In the Liberty City section of Miami, where a 1980 riot resulted in some 18 deaths, black mechanic Lawrence Quarterman said the jury's acquittal shouts a message to blacks: ''A white cop can kill a black man any time and get away with it.''
But in the Overtown section of Miami, the black neighborhood where the youth, Neville Johnson Jr., was shot by the officer just acquitted, police at one corner were chatting in a friendly, relaxed way with area youth Friday evening when black social worker Georgie Ayers and a visitor arrived.
Under the glare of a corner streetlight, young blacks walked by or rode by quietly on bicycles. Others drive by in cars with music blaring. A woman pushed a stroller along the sidewalk and the baby in it was jangling a set of keys.
Asked about the verdict, one black youth said it was ''fair.'' Then he did a couple of breakdance steps in the middle of the street. Another youth said the verdict ''wasn't surprising after they went through his (victim's) criminal record.'' But, he added, the fact that there were no black jurors ''was not good.''
One of the white police officers at the corner, wearing a bulletproof vest and a green bag with a gas mask in it on his belt, said of the officer's killing of the youth: ''Mistakes are made.'' The black officer with him said: ''As a police officer you don't intend to kill anyone.''
''We're human; we're not supermen,'' added a third officer, leaning against Mrs. Ayers's car.
Later that evening, at another police barricade, an officer who normally works on organized crime said officers have to ''make a decision (on when to shoot) in two seconds.''
In 1980, police were caught off guard by the explosion of violence and killing that followed the acquittal by an all-white jury of police officers who apprehended a black man after a high-speed chase. The officers clubbed him to death in what they said was an ensuing struggle.

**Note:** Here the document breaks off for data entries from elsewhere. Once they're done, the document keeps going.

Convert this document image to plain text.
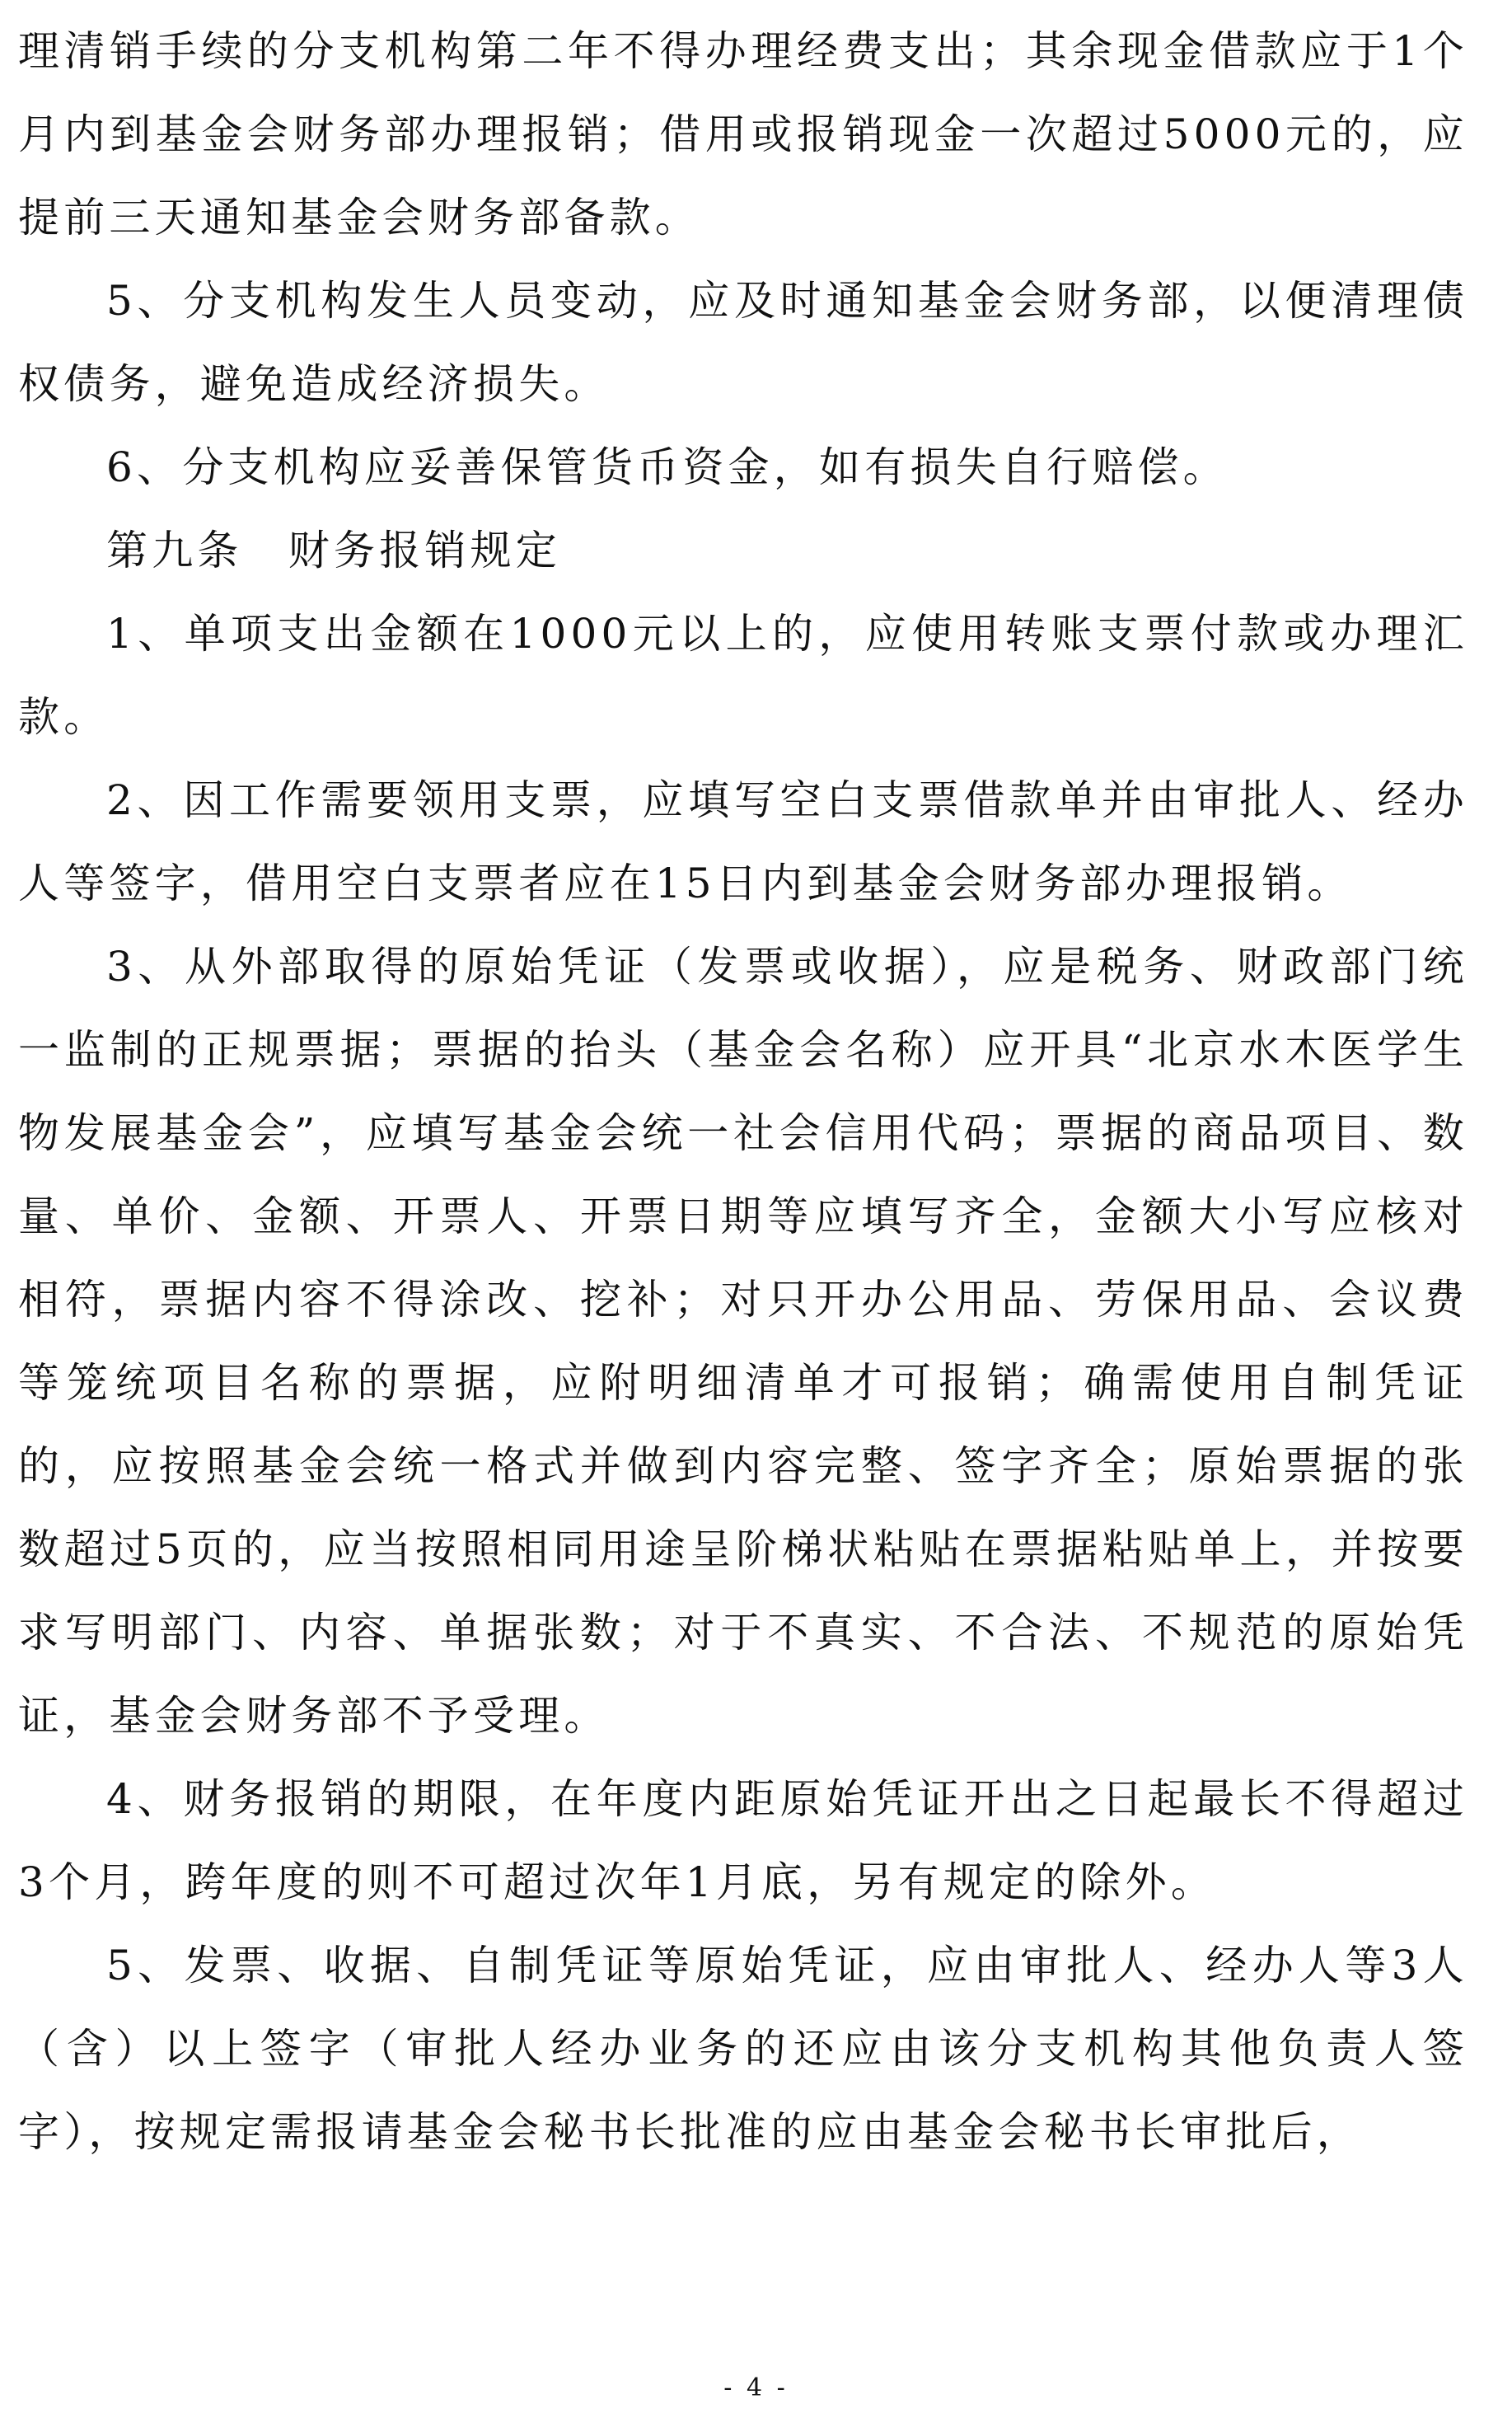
理清销手续的分支机构第二年不得办理经费支出；其余现金借款应于1个月内到基金会财务部办理报销；借用或报销现金一次超过5000元的，应提前三天通知基金会财务部备款。

5、分支机构发生人员变动，应及时通知基金会财务部，以便清理债权债务，避免造成经济损失。

6、分支机构应妥善保管货币资金，如有损失自行赔偿。

第九条　财务报销规定

1、单项支出金额在1000元以上的，应使用转账支票付款或办理汇款。

2、因工作需要领用支票，应填写空白支票借款单并由审批人、经办人等签字，借用空白支票者应在15日内到基金会财务部办理报销。

3、从外部取得的原始凭证（发票或收据），应是税务、财政部门统一监制的正规票据；票据的抬头（基金会名称）应开具“北京水木医学生物发展基金会”，应填写基金会统一社会信用代码；票据的商品项目、数量、单价、金额、开票人、开票日期等应填写齐全，金额大小写应核对相符，票据内容不得涂改、挖补；对只开办公用品、劳保用品、会议费等笼统项目名称的票据，应附明细清单才可报销；确需使用自制凭证的，应按照基金会统一格式并做到内容完整、签字齐全；原始票据的张数超过5页的，应当按照相同用途呈阶梯状粘贴在票据粘贴单上，并按要求写明部门、内容、单据张数；对于不真实、不合法、不规范的原始凭证，基金会财务部不予受理。

4、财务报销的期限，在年度内距原始凭证开出之日起最长不得超过3个月，跨年度的则不可超过次年1月底，另有规定的除外。

5、发票、收据、自制凭证等原始凭证，应由审批人、经办人等3人（含）以上签字（审批人经办业务的还应由该分支机构其他负责人签字），按规定需报请基金会秘书长批准的应由基金会秘书长审批后，

- 4 -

Instead of moving into the rioting neighborhoods in 1980, in many cases the police and Florida National Guard troops simply circled them and waited for the violence to subside. This time they moved in quickly in large numbers, making several hundred arrests in a two-day period. Since 1982, a number of blacks, some just recently, have been moved into high-command positions on the police forces here.
But the scene during the Coconut Grove arrests shows that a wide gap still exists between police and blacks.

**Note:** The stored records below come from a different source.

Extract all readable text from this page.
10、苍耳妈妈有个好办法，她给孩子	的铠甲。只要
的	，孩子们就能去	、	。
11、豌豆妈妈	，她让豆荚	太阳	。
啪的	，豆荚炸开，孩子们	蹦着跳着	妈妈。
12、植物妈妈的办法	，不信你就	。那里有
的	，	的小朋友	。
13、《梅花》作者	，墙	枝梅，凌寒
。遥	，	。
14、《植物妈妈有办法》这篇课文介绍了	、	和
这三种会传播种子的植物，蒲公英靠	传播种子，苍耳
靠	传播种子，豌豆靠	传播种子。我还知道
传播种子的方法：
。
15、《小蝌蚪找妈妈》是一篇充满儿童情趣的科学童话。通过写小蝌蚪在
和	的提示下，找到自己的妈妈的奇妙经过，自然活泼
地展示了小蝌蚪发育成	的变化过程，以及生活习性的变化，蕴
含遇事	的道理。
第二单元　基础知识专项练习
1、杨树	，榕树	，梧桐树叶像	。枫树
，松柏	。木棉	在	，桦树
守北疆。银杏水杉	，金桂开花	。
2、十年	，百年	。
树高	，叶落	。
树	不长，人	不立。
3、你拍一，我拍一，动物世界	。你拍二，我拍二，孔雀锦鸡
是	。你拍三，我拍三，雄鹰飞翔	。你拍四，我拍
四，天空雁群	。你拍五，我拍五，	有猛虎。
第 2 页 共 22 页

When Mrs. Ayers arrived on the scene, there was only one police car there. The white officers asked her for help as a member of the crisis response team - community leaders trying to help keep the calm.
She walked past the still-burning sofa in the street to the group of youths on the corner. She scolded them and told them to go home because the police were coming and making arrests. They lingered on, however.

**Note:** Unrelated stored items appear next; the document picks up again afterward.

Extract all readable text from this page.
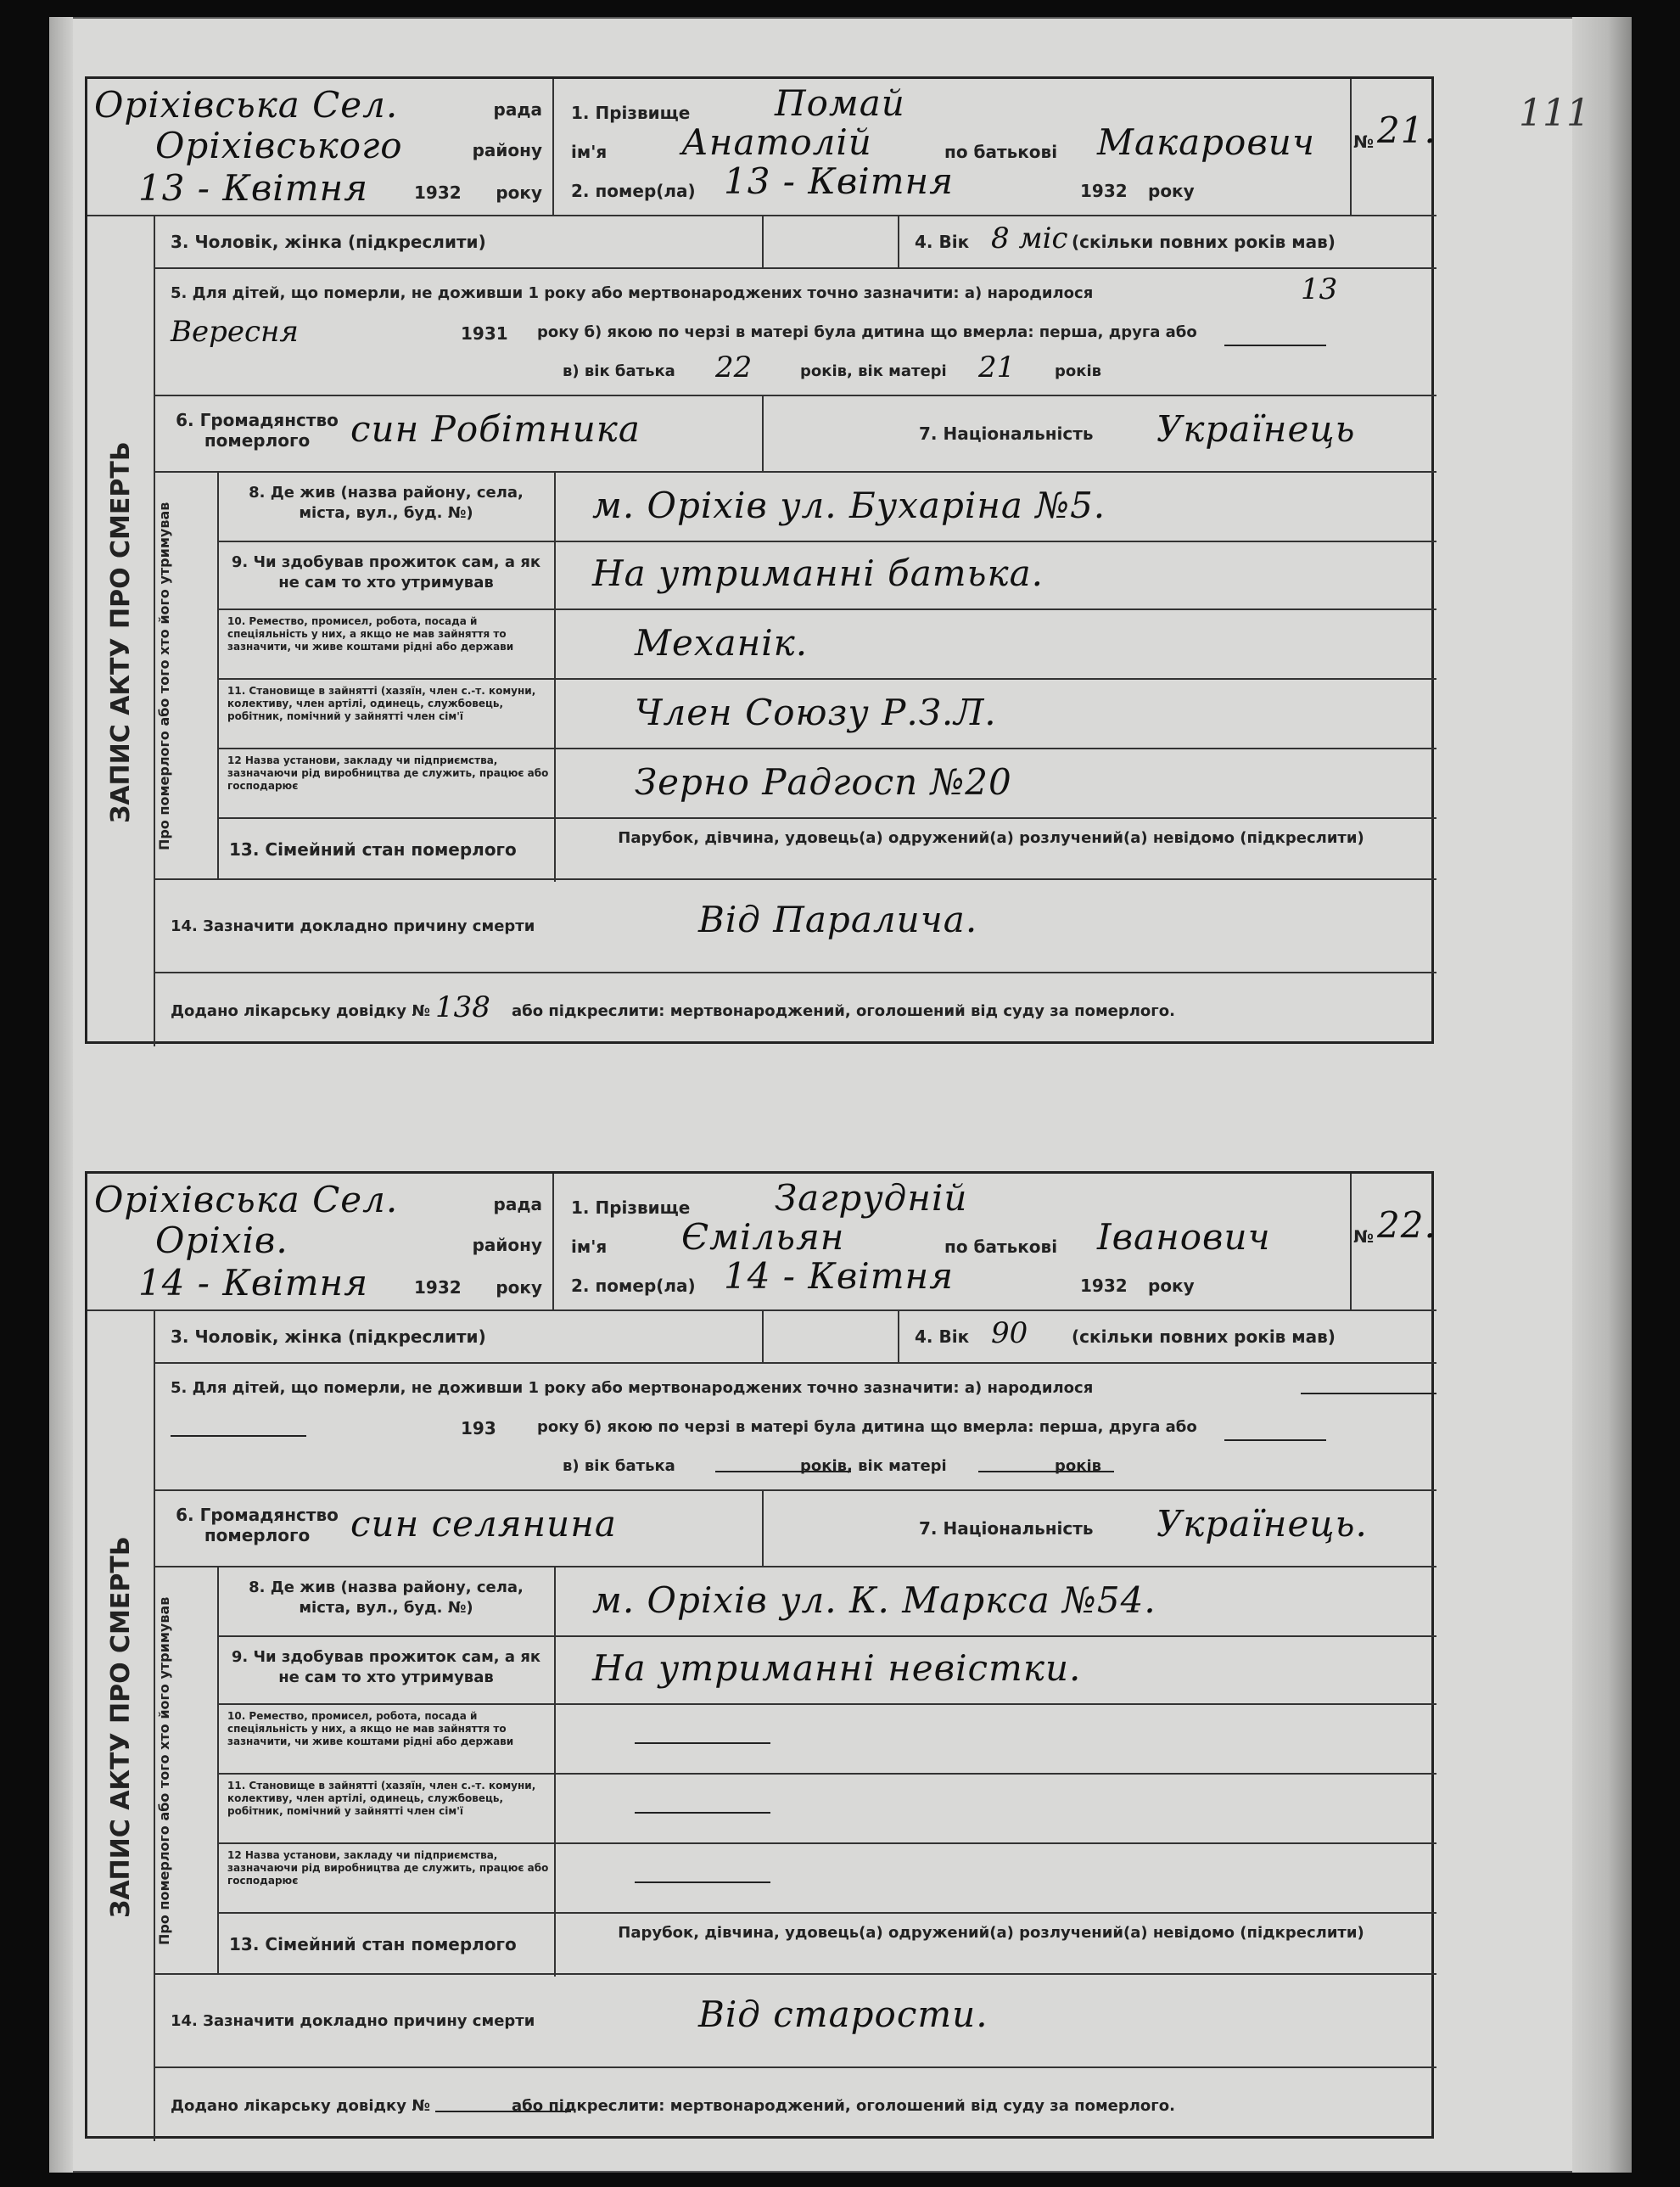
111
Оріхівська Сел.	рада
Оріхівського	району
13 - Квітня	1932 року
1. Прізвище Помай
ім'я Анатолій	по батькові Макарович
2. помер(ла) 13 - Квітня	1932 року
№ 21.
ЗАПИС АКТУ ПРО СМЕРТЬ
3. Чоловік, жінка (підкреслити)	4. Вік 8 міс (скільки повних років мав)
5. Для дітей, що померли, не доживши 1 року або мертвонароджених точно зазначити: а) народилося	13
Вересня	1931 року б) якою по черзі в матері була дитина що вмерла: перша, друга або
в) вік батька 22	років, вік матері 21	років
6. Громадянство померлого	син Робітника	7. Національність Українець
Про померлого або того хто його утримував
8. Де жив (назва району, села, міста, вул., буд. №)	м. Оріхів ул. Бухаріна №5.
9. Чи здобував прожиток сам, а як не сам то хто утримував	На утриманні батька.
10. Ремество, промисел, робота, посада й спеціяльність у них, а якщо не мав зайняття то зазначити, чи живе коштами рідні або держави	Механік.
11. Становище в зайнятті (хазяїн, член с.-т. комуни, колективу, член артілі, одинець, службовець, робітник, помічний у зайнятті член сім'ї	Член Союзу Р.З.Л.
12 Назва установи, закладу чи підприємства, зазначаючи рід виробництва де служить, працює або господарює	Зерно Радгосп №20
13. Сімейний стан померлого
Парубок, дівчина, удовець(а) одружений(а) розлучений(а) невідомо (підкреслити)
14. Зазначити докладно причину смерти	Від Паралича.
Додано лікарську довідку № 138 або підкреслити: мертвонароджений, оголошений від суду за померлого.
Оріхівська Сел.	рада
Оріхів.	району
14 - Квітня	1932 року
1. Прізвище Загрудній
ім'я Ємільян	по батькові Іванович
2. помер(ла) 14 - Квітня	1932 року
№ 22.
ЗАПИС АКТУ ПРО СМЕРТЬ
3. Чоловік, жінка (підкреслити)	4. Вік 90	(скільки повних років мав)
5. Для дітей, що померли, не доживши 1 року або мертвонароджених точно зазначити: а) народилося
193	року б) якою по черзі в матері була дитина що вмерла: перша, друга або
в) вік батька	років, вік матері	років
6. Громадянство померлого	син селянина	7. Національність Українець.
Про померлого або того хто його утримував
8. Де жив (назва району, села, міста, вул., буд. №)	м. Оріхів ул. К. Маркса №54.
9. Чи здобував прожиток сам, а як не сам то хто утримував	На утриманні невістки.
10. Ремество, промисел, робота, посада й спеціяльність у них, а якщо не мав зайняття то зазначити, чи живе коштами рідні або держави
11. Становище в зайнятті (хазяїн, член с.-т. комуни, колективу, член артілі, одинець, службовець, робітник, помічний у зайнятті член сім'ї
12 Назва установи, закладу чи підприємства, зазначаючи рід виробництва де служить, працює або господарює
13. Сімейний стан померлого
Парубок, дівчина, удовець(а) одружений(а) розлучений(а) невідомо (підкреслити)
14. Зазначити докладно причину смерти	Від старости.
Додано лікарську довідку №	або підкреслити: мертвонароджений, оголошений від суду за померлого.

A few minutes later, the other police cars arrived and within minutes a chase ensued.
Several youths fled to a nearby home. Gloria Mattison, the mother of one of the youths arrested, said police rushed in with weapons drawn and ''grabbed my son and threw him down.''
''It's like the storm troopers,'' said Harry Mattison, whose brother was arrested. He said he might have used a gun against the police if he had been in the home when they arrived like that. He said he had applied to be a police officer, too, but had decided not to because of previous behavior by police.
''I was at one time pro-cop; I'm anti-cop now,'' he said. In an interview after his release from jail pending a court hearing, Michael Mattison gave his version of the arrest: An officer barged in, and, using profanity and racial slurs, ''he snatched me; I hit him. We tussled on the ground.''
Other officers arrived, and the young black was subdued. Asked if anyone had read him his rights, Michael said no.
Overall, police handled the violence in Miami well, said Mrs. Ayers. But chasing rock-throwers into a home with guns drawn was ''uncalled for,'' she said. ''They wouldn't do that in an affluent home,'' she said.